As investors wait and see what type of stimulus the US government comes up with, they are still reeling from the powerful economic relief package passed by the EU on Tuesday. This groundbreaking deal will go a long way in averting a coronavirus recession and sheltering the Eurozone economy from further weakness. The recent rally in euro is a reflection of the market’s confidence and optimism that with this package, the Eurozone will fare better than the US in coming months. The EU also plans further changes to financial regulations that should help support the markets. Technically, key resistance for EUR/USD doesn’t come in until 1.17 although 1.16 is a level to watch. Sterling ended the day unchanged but this steady price action masks a stronger intraday recovery. GBP/USD dropped as low as 1.2645 before ending the day well above 1.27. No UK economic reports were released today and Brexit talks are still slogging along but sterling benefitted from the UK’s control of COVID-19 and the prospect of stronger retail sales on Friday.
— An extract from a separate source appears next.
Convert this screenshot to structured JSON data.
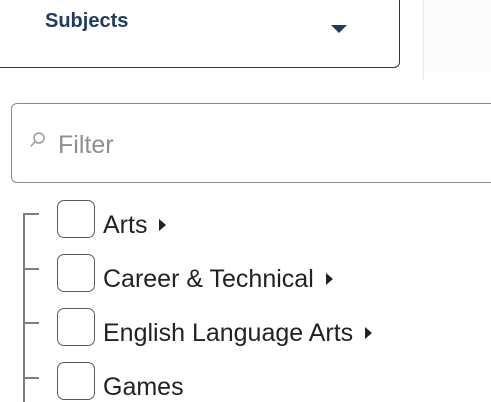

All three commodity currencies traded higher against the greenback but the biggest milestone was reached by the Australian dollar which rose to a 15 month high versus the greenback. The New Zealand dollar hit a 6 month high while the Canadian dollar rose to a 1 month high. Stronger inflationary pressures contributed to the rise in the loonie but the primary catalyst for CAD’s gains was US dollar weakness. CPI increased 0.8% in July against a 0.4% forecast – while encouraging, higher prices won’t push the Bank of Canada closer to tightening as year over year CPI hovers near 1.1%. Many of these currencies are getting overextended but their rallies should remain intact until there’s unambiguously positive US news.